The 6 Questions for Understanding Cybersecurity

Sep 19th 2014
Share this content

Cybersecurity is no longer the domain of an organization's IT staff. It's moved to the boardroom, and in a big way. Accountants and financial managers may have been thinking it's just the province of the tech guys, but now it's a financial concern as well.

Consider: Proxy adviser Institutional Shareholder Services (ISS) has told Target shareholders to overhaul the board after last year's massive data breach. ISS recommended the ouster of seven of 10 directors for inadequate risk oversight.

In a recent report issued by  ISACA and Institute of Internal Auditors Research Foundation, titled  "Cybersecurity: What the Board of Directors Needs to Ask", it's clear that board directors consider cybersecurity risk a key concern.

In the IAA's "Pulse of the Profession" 2014 survey, 65 percent of almost 1,900 respondents said cybersecurity risk was at a high level or had increased. Yet only 14 percent said they were actively involved in cybersecurity preparedness during the last fiscal year and just 58 percent said they should be actively involved.

"This new report captures the theme on which the [Governance, Risk and Control] conference is built by inviting yet another stakeholder—the board—to become involved in accessing and mitigating cyber risks", said IIA president and CEO Richard Chambers in a prepared statement. "It provides the practical guidance that board members need to become active partners in battling cybercrime."

So what should board members do?

There are five guiding principles, according to the National Association of Corporate Directors, the American International Group and the Internet Security Alliance. Here are the highlights.

  • Approach cybersecurity as an enterprise-wide risk management issue, not just an IT issue. Require annual audits of the risk management program, conducted by an outside security company or internal audit department. The board must monitor where risk levels are deteriorating or improving. And Sarbanes-Oxley provides little assurance of an effective security program to manager cyber threats.
  • Understand the legal implications of cyber risks as it relates to a company's specific situation. Outsourcing of IT work is increasingly common, but board members need to be aware of cybersecurity risks in using third-party service providers. Audits should be performed on the provider, and the "chain of trust"—other providers that the provider may use--should operate under similar agreements. Understand the data breach laws in the company's state and how a data breach is defined. Directors should know of data breach attempts made against the organization. Keeping track of that proves that the company has an effective intrusion detection and response program.
  • Have adequate access to cybersecurity expertise and discuss cyber-risk management regularly at board meetings. Meet with the chief information security officer (CISO) at least annually. The CISO is the "heart and soul" of the information security system in most organizations.
  • Directors should expect management to establish a risk management framework with adequate staffing and budget. Staffing levels depend on the risks identified for an organization. For example, security has a bigger allotment in the IT budgets in the finance and insurance industries, which are regulated.
  • Board and management discussion of risks should identify which risks to avoid, accept, mitigate, or transfer through insurance, and plans for each tactic. Review at least annually which risks were avoided and accepted. Ensure that the cyber risk insurance is adequate.

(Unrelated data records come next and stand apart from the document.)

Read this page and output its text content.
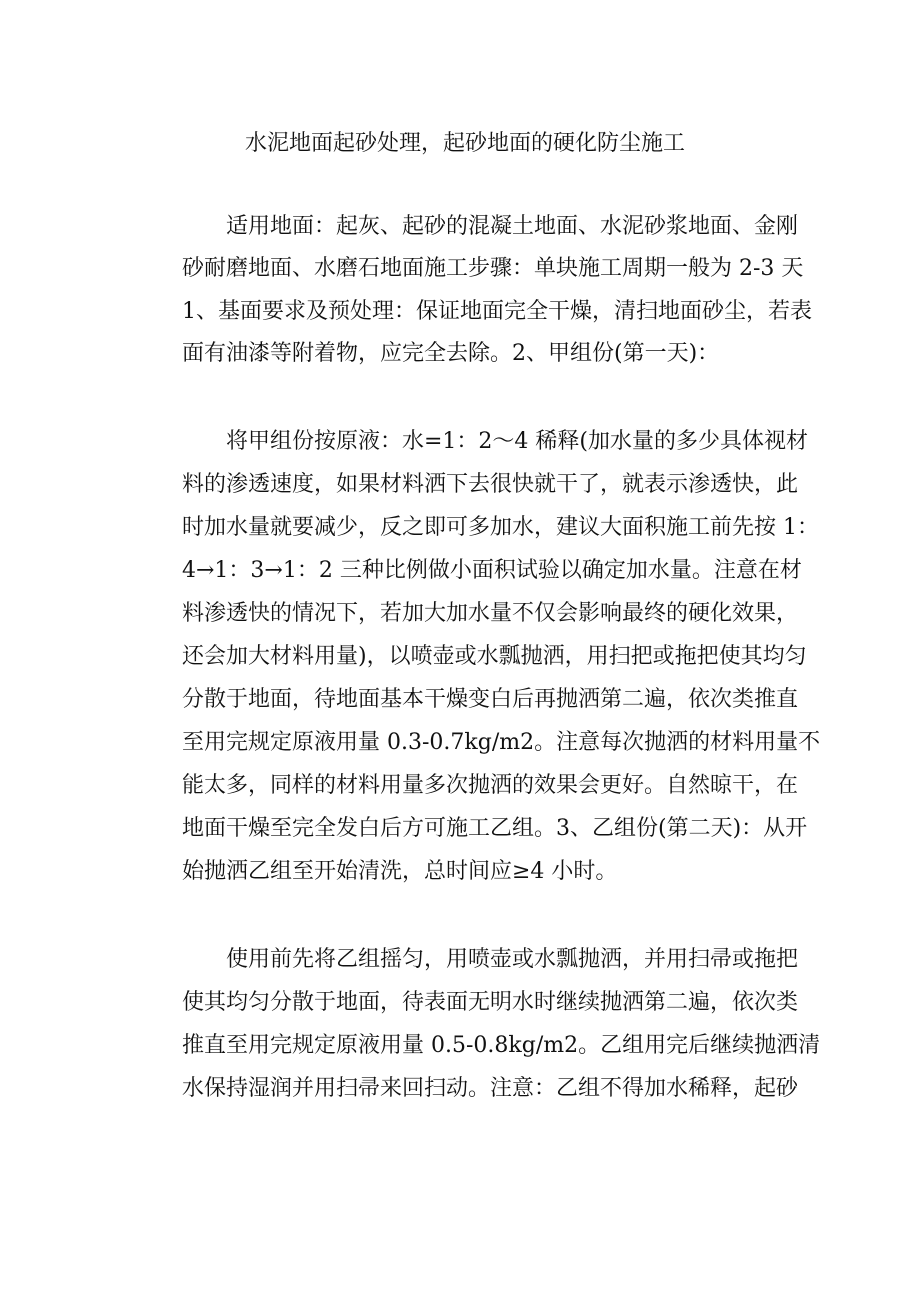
水泥地面起砂处理，起砂地面的硬化防尘施工
适用地面：起灰、起砂的混凝土地面、水泥砂浆地面、金刚
砂耐磨地面、水磨石地面施工步骤：单块施工周期一般为 2-3 天
1、基面要求及预处理：保证地面完全干燥，清扫地面砂尘，若表
面有油漆等附着物，应完全去除。2、甲组份(第一天)：
将甲组份按原液：水=1：2～4 稀释(加水量的多少具体视材
料的渗透速度，如果材料洒下去很快就干了，就表示渗透快，此
时加水量就要减少，反之即可多加水，建议大面积施工前先按 1：
4→1：3→1：2 三种比例做小面积试验以确定加水量。注意在材
料渗透快的情况下，若加大加水量不仅会影响最终的硬化效果，
还会加大材料用量)，以喷壶或水瓢抛洒，用扫把或拖把使其均匀
分散于地面，待地面基本干燥变白后再抛洒第二遍，依次类推直
至用完规定原液用量 0.3-0.7kg/m2。注意每次抛洒的材料用量不
能太多，同样的材料用量多次抛洒的效果会更好。自然晾干，在
地面干燥至完全发白后方可施工乙组。3、乙组份(第二天)：从开
始抛洒乙组至开始清洗，总时间应≥4 小时。
使用前先将乙组摇匀，用喷壶或水瓢抛洒，并用扫帚或拖把
使其均匀分散于地面，待表面无明水时继续抛洒第二遍，依次类
推直至用完规定原液用量 0.5-0.8kg/m2。乙组用完后继续抛洒清
水保持湿润并用扫帚来回扫动。注意：乙组不得加水稀释，起砂
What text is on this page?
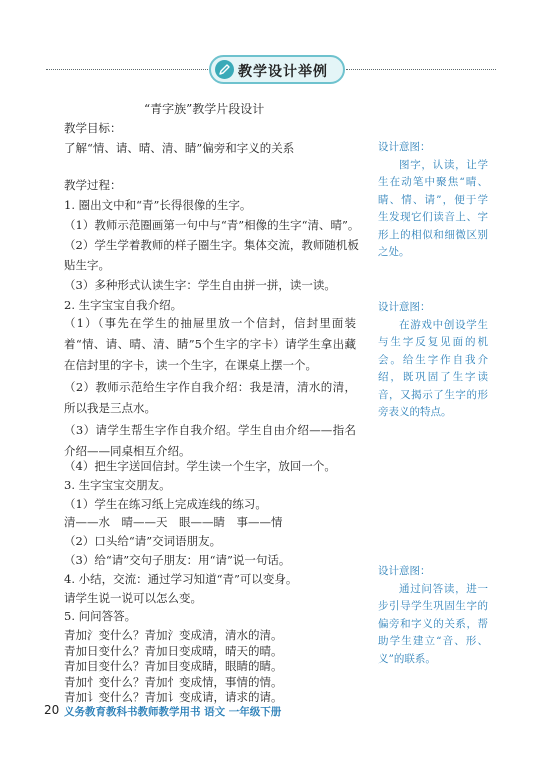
教学设计举例
“青字族”教学片段设计
教学目标：
了解“情、请、晴、清、睛”偏旁和字义的关系
教学过程：
1. 圈出文中和“青”长得很像的生字。
（1）教师示范圈画第一句中与“青”相像的生字“清、晴”。
（2）学生学着教师的样子圈生字。集体交流，教师随机板
贴生字。
（3）多种形式认读生字：学生自由拼一拼，读一读。
2. 生字宝宝自我介绍。
（1）（事先在学生的抽屉里放一个信封，信封里面装着“情、请、晴、清、睛”5个生字的字卡）请学生拿出藏在信封里的字卡，读一个生字，在课桌上摆一个。
（2）教师示范给生字作自我介绍：我是清，清水的清，所以我是三点水。
（3）请学生帮生字作自我介绍。学生自由介绍——指名介绍——同桌相互介绍。
（4）把生字送回信封。学生读一个生字，放回一个。
3. 生字宝宝交朋友。
（1）学生在练习纸上完成连线的练习。
清——水　晴——天　眼——睛　事——情
（2）口头给“请”交词语朋友。
（3）给“请”交句子朋友：用“请”说一句话。
4. 小结，交流：通过学习知道“青”可以变身。
请学生说一说可以怎么变。
5. 问问答答。
青加氵变什么？青加氵变成清，清水的清。
青加日变什么？青加日变成晴，晴天的晴。
青加目变什么？青加目变成睛，眼睛的睛。
青加忄变什么？青加忄变成情，事情的情。
青加讠变什么？青加讠变成请，请求的请。
设计意图：
图字，认读，让学生在动笔中聚焦“晴、睛、情、请”，便于学生发现它们读音上、字形上的相似和细微区别之处。
设计意图：
在游戏中创设学生与生字反复见面的机会。给生字作自我介绍，既巩固了生字读音，又揭示了生字的形旁表义的特点。
设计意图：
通过问答读，进一步引导学生巩固生字的偏旁和字义的关系，帮助学生建立“音、形、义”的联系。
20 义务教育教科书教师教学用书 语文 一年级下册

Once the board has considered the principles, directors should ask these six questions:

  1. Does the organization use a security framework?
  2. What are the organization's top five cybersecurity risks?
  3. How are employees made aware of their cybersecurity role?
  4. Are external and internal threats considered when planning a cybersecurity program?
  5. How is cybersecurity oversight managed in the organization?
  6. If a breach occurs, is there a strong response protocol?